Un’analisi utile per capire il fenomeno della stagflazione in europa,ed in particolare in italia, può
essere quella di prendere in esame il ratio tra l’indice dei prezzi al consumo e l’indice del Pil Reale
9. Dal 1996 al 2010, Il Pil italiano è quello cresciuto di meno a confronto con Francia, Germania,
Regno Unito e Spagna. La dinamica del Pil è rappresentata con le linee a tratteggio, fatto pari
all'unità il Pil del 1996. Le serie sono quelle Eurostat, concatenate e ai cambi del 2000.
Se l'indice dei prezzi al consumo (l'armonizzato europeo) è rapportato all'indice del Pil, la posizione
dell'Italia si contraddistingue ancora. Si tratta dell'unico Paese per il quale questo ratio resta
praticamente sempre sopra l'unità, mostrando anzi una chiara tendenza alla divaricazione dal 1996
in poi. Per Francia, Regno Unito e Spagna, il ratio è sempre inferiore all'unità lungo tutti gli anni di
osservazione, pur mostrando un forte aumento a partire dal 2008, a cavallo con la crisi economica.
Per la Germania, il ratio è inferiore all'unità sino al 2007 compreso, per poi superare l'unità dal 2008
in poi, attestandosi poco sopra l'unità nel 2010.
In questo grafico sono riassunte le due caratteristiche che segnano il sistema Italia da oltre un
quindicennio: bassa crescita lungo un continuo trend inflazionistico.
Questo binomio ci parla di una strisciante stagflazione che, per la durata e le radici messe nel
sistema economico italiano, ha assunto di fatto quasi una natura fisiologica.

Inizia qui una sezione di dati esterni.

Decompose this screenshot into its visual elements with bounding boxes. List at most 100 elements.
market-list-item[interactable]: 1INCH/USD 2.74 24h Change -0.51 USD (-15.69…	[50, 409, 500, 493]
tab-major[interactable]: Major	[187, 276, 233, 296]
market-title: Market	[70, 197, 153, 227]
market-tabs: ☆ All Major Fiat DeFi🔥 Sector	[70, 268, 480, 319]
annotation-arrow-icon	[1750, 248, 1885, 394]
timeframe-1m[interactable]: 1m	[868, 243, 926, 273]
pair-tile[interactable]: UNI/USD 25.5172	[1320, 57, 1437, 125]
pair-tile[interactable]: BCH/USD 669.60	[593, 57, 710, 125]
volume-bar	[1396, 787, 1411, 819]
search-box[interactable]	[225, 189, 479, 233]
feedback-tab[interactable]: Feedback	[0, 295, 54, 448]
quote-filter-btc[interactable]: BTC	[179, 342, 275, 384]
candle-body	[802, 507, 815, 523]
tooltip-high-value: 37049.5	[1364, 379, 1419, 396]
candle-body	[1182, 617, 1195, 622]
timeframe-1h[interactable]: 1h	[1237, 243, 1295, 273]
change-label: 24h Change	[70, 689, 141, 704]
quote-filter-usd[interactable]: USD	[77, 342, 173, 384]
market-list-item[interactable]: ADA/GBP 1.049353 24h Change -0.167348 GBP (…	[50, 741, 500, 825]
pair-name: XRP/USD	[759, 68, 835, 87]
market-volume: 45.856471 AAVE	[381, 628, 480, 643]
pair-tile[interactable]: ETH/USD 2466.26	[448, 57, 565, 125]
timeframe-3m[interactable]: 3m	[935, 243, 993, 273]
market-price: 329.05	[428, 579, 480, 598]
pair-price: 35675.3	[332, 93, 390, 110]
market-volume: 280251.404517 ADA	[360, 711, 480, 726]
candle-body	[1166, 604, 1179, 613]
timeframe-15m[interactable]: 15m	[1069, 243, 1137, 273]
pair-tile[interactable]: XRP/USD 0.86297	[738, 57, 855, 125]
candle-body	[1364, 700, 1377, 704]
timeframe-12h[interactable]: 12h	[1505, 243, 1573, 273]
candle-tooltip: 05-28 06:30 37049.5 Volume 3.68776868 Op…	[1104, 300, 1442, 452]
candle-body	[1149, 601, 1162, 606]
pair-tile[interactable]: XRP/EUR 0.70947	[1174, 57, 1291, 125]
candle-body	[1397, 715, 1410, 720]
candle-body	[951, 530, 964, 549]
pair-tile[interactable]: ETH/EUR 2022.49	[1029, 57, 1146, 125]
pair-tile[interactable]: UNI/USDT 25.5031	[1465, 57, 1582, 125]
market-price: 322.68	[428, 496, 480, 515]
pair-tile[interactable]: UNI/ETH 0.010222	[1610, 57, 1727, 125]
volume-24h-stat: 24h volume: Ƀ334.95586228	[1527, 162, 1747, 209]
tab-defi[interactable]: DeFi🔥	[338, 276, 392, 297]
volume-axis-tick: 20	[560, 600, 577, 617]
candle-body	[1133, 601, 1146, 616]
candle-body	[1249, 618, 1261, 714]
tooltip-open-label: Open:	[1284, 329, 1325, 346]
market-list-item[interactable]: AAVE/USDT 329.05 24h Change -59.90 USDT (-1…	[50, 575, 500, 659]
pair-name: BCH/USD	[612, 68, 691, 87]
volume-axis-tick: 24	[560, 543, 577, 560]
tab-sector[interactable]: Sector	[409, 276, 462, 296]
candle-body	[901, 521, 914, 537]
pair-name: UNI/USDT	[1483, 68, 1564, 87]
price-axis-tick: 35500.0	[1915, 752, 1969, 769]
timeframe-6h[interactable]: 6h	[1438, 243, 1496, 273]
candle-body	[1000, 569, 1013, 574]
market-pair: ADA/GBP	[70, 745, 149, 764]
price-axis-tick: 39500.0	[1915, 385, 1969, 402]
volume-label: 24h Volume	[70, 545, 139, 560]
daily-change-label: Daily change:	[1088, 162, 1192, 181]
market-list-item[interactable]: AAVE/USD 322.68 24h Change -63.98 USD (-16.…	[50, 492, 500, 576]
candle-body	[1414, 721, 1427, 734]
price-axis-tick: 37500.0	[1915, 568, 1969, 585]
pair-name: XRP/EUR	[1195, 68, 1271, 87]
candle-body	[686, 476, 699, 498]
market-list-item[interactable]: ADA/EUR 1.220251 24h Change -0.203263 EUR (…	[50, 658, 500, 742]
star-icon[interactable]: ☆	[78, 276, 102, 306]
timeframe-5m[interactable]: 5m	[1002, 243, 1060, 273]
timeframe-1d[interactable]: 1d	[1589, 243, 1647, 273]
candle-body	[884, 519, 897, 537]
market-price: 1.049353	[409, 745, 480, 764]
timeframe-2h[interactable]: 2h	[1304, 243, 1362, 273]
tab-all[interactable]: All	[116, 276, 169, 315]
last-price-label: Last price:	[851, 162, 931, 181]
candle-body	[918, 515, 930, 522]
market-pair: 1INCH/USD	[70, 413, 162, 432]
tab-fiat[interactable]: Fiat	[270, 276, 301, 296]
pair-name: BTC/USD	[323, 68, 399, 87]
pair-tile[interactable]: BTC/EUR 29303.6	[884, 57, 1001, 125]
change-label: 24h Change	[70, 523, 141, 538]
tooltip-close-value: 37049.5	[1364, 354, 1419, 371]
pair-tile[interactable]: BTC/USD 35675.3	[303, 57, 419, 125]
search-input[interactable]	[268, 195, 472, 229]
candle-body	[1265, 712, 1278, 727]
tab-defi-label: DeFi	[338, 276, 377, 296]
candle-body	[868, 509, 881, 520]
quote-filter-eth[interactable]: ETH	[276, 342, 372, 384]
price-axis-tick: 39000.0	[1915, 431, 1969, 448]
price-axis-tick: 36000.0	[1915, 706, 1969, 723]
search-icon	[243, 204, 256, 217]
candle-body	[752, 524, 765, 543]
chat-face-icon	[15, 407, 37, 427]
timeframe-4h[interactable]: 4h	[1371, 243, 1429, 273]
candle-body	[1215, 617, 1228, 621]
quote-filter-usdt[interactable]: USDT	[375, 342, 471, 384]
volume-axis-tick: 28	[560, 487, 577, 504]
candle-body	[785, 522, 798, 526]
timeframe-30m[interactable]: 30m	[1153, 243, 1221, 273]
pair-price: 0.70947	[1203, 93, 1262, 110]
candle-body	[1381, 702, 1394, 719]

Per rompere questo binomio, le ricette di policy non possono ora fare affidamento su risorse del
bilancio pubblico, che dovrà rispettare condizioni di austerity per ripristinare un sufficiente percorso
convergente del debito pubblico.
Le ricette di policy dovranno necessariamente riguardare riforme "a costo zero", dal ridisegno
dell'architettura dei mercati, alla promozione della concorrenza con riassorbimento di rendite e
sovraprofitti, all'ammodernamento delle professioni e dei mestieri pervasi di regole
corporativistiche. In interventi di questo tipo si può e si deve ricercare il rilancio dell'attività
economica e, nel contempo, il contenimento delle tensioni inflazionistiche.